Situation des marchés
Au cours de la semaine écoulée (de vendredi à jeudi), les indices boursiers ont poursuivi leur hausse : +2,2 % pour le S&P 500, à 5 569, et +3,2 % pour le Nasdaq, à 17 446.
Les rendements des obligations souveraines américaines (Treasuries) ont globalement baissé au cours de la semaine écoulée malgré un rebond le 1er mai, les taux à 2 ans et à 10 ans ont tous deux perdu ‑9 points de base pour s’établir à 3,71 % et 4,23 % respectivement.
La semaine a été marquée à nouveau par une forte fluctuation sur les marchés, mais aussi par une confirmation de la confiance retrouvée des investisseurs, qui semblent parier sur une résolution rapide des tensions commerciales, le principal indice bousier ayant effacé les pertes subies depuis l’annonce de « droits de douane réciproques » par D. Trump le 2 avril. La publication d’indicateurs économiques avancés (soft data) négatifs (confiance des consommateurs et des entreprises) et d’un ralentissement de la croissance économique au 1er trimestre n’ont que peu pesé sur l’enthousiasme des investisseurs, qui souhaitent ne pas manquer le début d’un potentiel cycle de hausse des valeurs et sont rassurés par les bons résultats trimestriels publiés par les entreprises du S&P 500.
Brèves
- Le 25 avril, Paul Atkins, Président de la Securities and Echange Commission (SEC), l’autorité des marchés financiers, a indiqué, à l’occasion d’une table ronde organisée par la Task Force Crypto, que la SEC pourrait élaborer de nouvelles règles concernant les émetteurs et les plateformes d’échanges de crypto-actifs sans attendre la finalisation d’une loi au Congrès. Selon ses propos, le cadre législatif existant laisse une marge de manœuvre à la SEC pour avancer son agenda de promotion du secteur des crypto-actifs.

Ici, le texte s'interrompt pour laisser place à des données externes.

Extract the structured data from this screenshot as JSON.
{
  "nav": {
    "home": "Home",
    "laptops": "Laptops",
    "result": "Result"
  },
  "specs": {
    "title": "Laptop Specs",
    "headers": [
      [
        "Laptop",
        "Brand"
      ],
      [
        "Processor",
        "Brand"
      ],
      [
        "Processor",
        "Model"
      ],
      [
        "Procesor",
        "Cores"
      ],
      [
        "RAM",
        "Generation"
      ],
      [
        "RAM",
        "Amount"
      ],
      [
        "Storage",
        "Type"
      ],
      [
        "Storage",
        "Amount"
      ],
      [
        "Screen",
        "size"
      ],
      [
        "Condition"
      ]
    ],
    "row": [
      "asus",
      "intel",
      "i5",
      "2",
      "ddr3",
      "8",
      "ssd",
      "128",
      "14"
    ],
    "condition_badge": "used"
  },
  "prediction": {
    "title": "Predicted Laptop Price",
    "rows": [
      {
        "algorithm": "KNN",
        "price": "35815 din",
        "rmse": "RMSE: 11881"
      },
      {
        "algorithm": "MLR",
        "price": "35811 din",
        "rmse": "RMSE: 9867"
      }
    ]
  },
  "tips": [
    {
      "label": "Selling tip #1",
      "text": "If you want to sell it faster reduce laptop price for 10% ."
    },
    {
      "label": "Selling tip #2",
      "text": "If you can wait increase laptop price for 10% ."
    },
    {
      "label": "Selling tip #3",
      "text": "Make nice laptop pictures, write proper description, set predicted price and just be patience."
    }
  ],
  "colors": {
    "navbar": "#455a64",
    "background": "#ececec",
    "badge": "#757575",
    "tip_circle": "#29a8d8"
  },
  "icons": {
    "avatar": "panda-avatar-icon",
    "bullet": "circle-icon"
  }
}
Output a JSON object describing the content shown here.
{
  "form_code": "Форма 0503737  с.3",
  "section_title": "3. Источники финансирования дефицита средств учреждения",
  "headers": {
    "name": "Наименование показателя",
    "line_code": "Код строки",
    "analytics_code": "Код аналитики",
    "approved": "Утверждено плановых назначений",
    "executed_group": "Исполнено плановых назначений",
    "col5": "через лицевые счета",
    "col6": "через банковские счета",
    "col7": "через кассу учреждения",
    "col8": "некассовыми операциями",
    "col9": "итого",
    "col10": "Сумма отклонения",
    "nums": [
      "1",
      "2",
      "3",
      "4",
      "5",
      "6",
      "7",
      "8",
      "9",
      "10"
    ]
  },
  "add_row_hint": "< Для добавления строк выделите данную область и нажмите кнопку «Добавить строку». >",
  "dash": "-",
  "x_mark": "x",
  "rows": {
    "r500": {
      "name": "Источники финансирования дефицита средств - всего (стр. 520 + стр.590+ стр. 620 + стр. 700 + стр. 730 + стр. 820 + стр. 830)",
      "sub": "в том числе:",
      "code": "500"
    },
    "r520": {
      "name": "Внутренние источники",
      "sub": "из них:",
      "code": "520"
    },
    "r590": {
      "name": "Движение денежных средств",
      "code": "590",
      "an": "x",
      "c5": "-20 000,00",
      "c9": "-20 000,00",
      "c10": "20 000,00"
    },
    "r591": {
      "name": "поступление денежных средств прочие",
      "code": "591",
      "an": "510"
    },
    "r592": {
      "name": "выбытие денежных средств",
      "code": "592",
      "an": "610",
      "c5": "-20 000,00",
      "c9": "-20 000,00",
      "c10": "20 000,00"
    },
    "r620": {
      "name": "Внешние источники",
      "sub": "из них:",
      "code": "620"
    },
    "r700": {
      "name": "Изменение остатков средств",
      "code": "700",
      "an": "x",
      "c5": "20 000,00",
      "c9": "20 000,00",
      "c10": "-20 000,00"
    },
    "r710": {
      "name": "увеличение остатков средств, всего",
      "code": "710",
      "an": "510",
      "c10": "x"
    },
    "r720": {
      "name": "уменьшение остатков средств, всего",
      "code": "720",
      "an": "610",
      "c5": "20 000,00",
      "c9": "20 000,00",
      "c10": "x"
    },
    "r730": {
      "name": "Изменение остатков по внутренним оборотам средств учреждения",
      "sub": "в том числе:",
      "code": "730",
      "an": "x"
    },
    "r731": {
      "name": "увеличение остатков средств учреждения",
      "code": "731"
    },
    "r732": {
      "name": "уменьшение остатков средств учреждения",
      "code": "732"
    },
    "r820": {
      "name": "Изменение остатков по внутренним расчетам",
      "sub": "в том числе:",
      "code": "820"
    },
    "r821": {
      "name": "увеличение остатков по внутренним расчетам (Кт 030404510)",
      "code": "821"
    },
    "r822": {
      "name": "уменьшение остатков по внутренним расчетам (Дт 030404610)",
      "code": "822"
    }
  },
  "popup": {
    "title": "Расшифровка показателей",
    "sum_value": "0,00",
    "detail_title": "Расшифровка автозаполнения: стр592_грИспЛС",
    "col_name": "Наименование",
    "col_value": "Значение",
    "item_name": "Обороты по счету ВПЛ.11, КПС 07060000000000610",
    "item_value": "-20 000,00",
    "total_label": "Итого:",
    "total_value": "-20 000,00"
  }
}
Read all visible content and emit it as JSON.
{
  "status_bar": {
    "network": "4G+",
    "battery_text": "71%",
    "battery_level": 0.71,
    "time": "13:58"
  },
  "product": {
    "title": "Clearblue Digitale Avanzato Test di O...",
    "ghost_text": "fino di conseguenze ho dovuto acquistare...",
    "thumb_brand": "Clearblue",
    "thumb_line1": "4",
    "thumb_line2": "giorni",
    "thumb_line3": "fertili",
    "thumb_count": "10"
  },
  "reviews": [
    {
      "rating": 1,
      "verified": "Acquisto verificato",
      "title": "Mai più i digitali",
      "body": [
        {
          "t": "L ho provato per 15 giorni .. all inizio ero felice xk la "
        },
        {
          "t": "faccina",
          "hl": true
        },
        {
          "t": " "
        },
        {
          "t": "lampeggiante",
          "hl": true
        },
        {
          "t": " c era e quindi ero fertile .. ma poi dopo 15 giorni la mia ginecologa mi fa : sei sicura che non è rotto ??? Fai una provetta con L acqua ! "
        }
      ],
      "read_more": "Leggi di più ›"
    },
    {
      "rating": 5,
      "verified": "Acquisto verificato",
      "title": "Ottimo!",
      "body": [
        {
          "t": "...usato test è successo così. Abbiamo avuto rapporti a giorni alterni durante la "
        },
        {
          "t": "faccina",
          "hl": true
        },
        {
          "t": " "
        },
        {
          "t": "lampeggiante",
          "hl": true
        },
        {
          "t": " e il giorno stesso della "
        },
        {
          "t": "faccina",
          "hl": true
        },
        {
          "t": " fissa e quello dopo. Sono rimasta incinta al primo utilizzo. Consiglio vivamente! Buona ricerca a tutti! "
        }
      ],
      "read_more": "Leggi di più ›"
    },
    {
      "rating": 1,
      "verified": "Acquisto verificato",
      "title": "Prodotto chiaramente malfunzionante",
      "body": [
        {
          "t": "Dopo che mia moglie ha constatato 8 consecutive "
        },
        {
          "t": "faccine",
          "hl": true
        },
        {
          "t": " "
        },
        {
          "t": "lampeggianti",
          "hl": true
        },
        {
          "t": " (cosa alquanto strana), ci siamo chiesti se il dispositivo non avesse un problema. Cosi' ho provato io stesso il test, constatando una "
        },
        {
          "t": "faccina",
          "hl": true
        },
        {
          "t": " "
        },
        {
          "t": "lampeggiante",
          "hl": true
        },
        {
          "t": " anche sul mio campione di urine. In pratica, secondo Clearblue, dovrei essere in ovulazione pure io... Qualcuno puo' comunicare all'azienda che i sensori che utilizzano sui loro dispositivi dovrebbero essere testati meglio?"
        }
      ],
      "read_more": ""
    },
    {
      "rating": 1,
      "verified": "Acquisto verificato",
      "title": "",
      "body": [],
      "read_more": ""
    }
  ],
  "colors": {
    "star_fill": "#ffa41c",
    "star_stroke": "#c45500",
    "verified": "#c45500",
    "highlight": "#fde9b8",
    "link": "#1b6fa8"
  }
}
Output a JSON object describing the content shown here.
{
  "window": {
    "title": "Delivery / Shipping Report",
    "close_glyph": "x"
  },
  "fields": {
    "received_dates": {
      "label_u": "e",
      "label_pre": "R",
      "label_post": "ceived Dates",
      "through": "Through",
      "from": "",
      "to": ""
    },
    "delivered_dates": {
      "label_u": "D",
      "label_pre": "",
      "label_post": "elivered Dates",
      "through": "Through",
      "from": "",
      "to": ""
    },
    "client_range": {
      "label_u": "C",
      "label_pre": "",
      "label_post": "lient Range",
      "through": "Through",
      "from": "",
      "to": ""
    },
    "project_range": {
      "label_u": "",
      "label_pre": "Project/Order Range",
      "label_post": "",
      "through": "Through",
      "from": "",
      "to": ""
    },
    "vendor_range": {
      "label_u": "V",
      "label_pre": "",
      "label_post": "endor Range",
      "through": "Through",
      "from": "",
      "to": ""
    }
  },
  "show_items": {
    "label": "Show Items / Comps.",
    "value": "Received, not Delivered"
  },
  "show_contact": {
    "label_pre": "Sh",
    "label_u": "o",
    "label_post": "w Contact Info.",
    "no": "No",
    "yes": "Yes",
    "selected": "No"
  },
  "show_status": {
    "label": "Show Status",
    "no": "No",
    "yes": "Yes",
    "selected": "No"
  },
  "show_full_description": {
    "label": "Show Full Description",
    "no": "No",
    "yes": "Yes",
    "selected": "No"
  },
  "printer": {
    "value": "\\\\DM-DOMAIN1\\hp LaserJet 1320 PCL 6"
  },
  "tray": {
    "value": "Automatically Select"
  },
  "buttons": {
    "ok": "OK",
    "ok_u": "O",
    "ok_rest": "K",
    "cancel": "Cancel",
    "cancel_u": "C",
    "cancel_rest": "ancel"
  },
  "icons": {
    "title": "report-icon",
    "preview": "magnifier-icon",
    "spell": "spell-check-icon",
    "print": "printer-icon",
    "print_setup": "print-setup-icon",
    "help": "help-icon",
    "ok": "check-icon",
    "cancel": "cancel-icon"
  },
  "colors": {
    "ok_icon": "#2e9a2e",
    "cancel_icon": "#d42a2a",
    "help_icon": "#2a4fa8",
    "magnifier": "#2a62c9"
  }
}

- En avril, l’indice PMI Manufacturing publié par l’Institut for Supply Management (ISM) le 1er mai est en baisse de ‑0,3 point dans l’industrie manufacturière, à 48,7, demeurant en zone de contraction pour le deuxième mois consécutif. Cette baisse de l’activité s’explique par la baisse des nouvelles commandes dont l’indice augmente de +2 points à 47,2, et de la production dont l’indice baisse de ‑4,3 points à 48,3. Par ailleurs les stocks augmentent pour le deuxième mois consécutif (indice à 50,8 après 53,4). Pour mémoire, un indice inférieur (resp. supérieur) à 50 indique une contraction de l’activité (resp. une expansion).
- Le 26 avril, dans le cadre de la procédure de réconciliation budgétaire, le comité des services financiers de la Chambre des représentants a publié une proposition de loi préliminaire (draft bill) visant à transférer le Public Company Accounting Oversight Board (PCAOB), l’autorité de régulation des auditeurs financiers, au sein de la SEC, l’autorité des marchés financiers. Cette proposition s’inscrit dans la le programme de rationalisation des coûts de l’administration de Donald Trump. Le texte propose également de réduire de 60 % le budget du Consumer Financial Protection Bureau (CFPB), l’agence de protection des consommateurs en matière financière.